Mich hat deshalb der Rücktritt von Hildebrand eher überrascht. Wulff wäre aus «wissenschaftlicher» Sicht – wenn man zum Beispiel Hans Mathias Kepplingers gediegene Studien zu Skandalisierungsprozessen zugrundelegt–- wohl als erster «dran» gewesen, weil er sich einer geschlossenen Phalanx der Medien gegenüber sieht. Aber in Deutschland ist der Konflikt wohl inzwischen auch zu einem sehr merkwürdigen Machtkampf zwischen moralisierenden Medien und einer in Fragen des Machterhalts über Parteigrenzen hinweg wenig feinfühligen politischen Klasse eskaliert, wie er in der Schweiz kaum denkbar wäre.

Kurt W. Zimmermann, Medienkolumnist Weltwoche

Die Rechercheverweigerung der Schweizer Journalisten im Fall Hildebrand gehört zu den skurrilsten Kapiteln unserer neueren Mediengeschichte.
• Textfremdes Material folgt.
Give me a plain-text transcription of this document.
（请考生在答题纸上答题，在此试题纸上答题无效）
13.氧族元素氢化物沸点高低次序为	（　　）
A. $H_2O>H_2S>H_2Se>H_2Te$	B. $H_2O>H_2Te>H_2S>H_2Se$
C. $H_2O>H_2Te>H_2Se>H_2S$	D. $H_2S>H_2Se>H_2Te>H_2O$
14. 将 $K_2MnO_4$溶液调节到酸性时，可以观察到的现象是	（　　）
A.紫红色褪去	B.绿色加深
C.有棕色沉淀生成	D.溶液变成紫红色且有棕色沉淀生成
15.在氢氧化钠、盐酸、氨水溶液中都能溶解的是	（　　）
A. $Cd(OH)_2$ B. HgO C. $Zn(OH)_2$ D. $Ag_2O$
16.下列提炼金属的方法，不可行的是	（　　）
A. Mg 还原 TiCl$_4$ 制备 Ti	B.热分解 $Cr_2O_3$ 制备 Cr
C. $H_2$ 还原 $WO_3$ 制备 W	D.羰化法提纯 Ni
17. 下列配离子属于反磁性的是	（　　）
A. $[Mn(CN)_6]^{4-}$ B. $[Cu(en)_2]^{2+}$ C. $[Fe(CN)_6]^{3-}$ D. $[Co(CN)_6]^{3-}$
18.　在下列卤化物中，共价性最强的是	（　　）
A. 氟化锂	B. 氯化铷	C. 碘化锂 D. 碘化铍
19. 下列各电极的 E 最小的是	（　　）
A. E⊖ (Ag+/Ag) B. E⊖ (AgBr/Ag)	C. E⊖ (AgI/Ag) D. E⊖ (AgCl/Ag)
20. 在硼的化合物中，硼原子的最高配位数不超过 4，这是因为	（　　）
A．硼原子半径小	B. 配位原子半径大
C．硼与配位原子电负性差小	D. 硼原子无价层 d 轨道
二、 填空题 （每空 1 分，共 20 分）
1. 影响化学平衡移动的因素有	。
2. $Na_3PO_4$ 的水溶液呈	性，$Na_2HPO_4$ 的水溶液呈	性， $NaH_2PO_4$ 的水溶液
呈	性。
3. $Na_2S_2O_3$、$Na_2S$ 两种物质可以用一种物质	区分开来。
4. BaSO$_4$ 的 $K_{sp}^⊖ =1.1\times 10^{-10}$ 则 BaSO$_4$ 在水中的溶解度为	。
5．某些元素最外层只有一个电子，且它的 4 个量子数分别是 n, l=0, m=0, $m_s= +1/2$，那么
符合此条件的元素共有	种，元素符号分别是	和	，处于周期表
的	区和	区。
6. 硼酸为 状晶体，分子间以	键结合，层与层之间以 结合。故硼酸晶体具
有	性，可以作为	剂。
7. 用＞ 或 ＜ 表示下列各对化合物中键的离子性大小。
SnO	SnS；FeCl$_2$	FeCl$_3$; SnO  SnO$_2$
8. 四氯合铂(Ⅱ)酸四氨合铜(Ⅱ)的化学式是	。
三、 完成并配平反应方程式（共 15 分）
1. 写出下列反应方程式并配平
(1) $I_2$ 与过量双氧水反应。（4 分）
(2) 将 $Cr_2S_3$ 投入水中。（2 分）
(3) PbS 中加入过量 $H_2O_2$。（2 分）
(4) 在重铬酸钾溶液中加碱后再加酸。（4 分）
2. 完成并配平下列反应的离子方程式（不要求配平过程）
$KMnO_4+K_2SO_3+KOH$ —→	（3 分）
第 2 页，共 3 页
Lieber ein weissgewaschener Persilschein für einen Nationalbankchef als eine Untertagearbeit im Dreck der Wahrheit, war die Devise meiner Medienkollegen. Skurril und irreal.

Leserbeiträge

Ronnie Grob 13. Januar 2012, 12:45

Gehe sehr einig mit der Analyse von Karl Lüönd. Statt Hildebrand durch die Macht der Fakten mit einem Fingertippen umzustossen, hat die «Weltwoche», unnötig zu diesem Zeitpunkt, die Bazooka hervorgeholt. Ob man frustriert war über die Keller-Suter-Recherchen, die trotz Relevanz keine Durchschlagskraft erreichten?

Paul Fischer 15. Januar 2012, 10:41

Interessanter Bezug zum „Fall“ Keller-Suter: auch hier war das Muster das Gleiche. Ein Wistleblower, grundlegende Fakten, Andeutungen, Unterstellungen, eine „obrigkeitshörige Mainstreampresse“ die sich zurückhält. Im ersten Artikel der Weltwoche wurde damals Frau Keller-Suter strafrechtlich Relevantes unterschoben. Im weiteren Verlauf liess die WW diesen Vorwurf fallen, weil da nichts dran war. Dann versuchte man Frau Keller-Sutter als notorische Lügnerin darzustellen, was angesichts der vorliegenden Fakten auch nicht so recht funktionierte. Am Ende blieb nur ein Faktum übrig: eine Regierungsrätin, die in Sachen Ausländerpolitik als Hardlinerin gilt, mischt sich persönlich in ein laufendes Asylverfahren ein. Das wurde offensichtlich als weniger brisant eingeschätzt wie die umfangreichen Devisentransaktionen auf dem privaten Konto eines Nationalbankpräsidenten.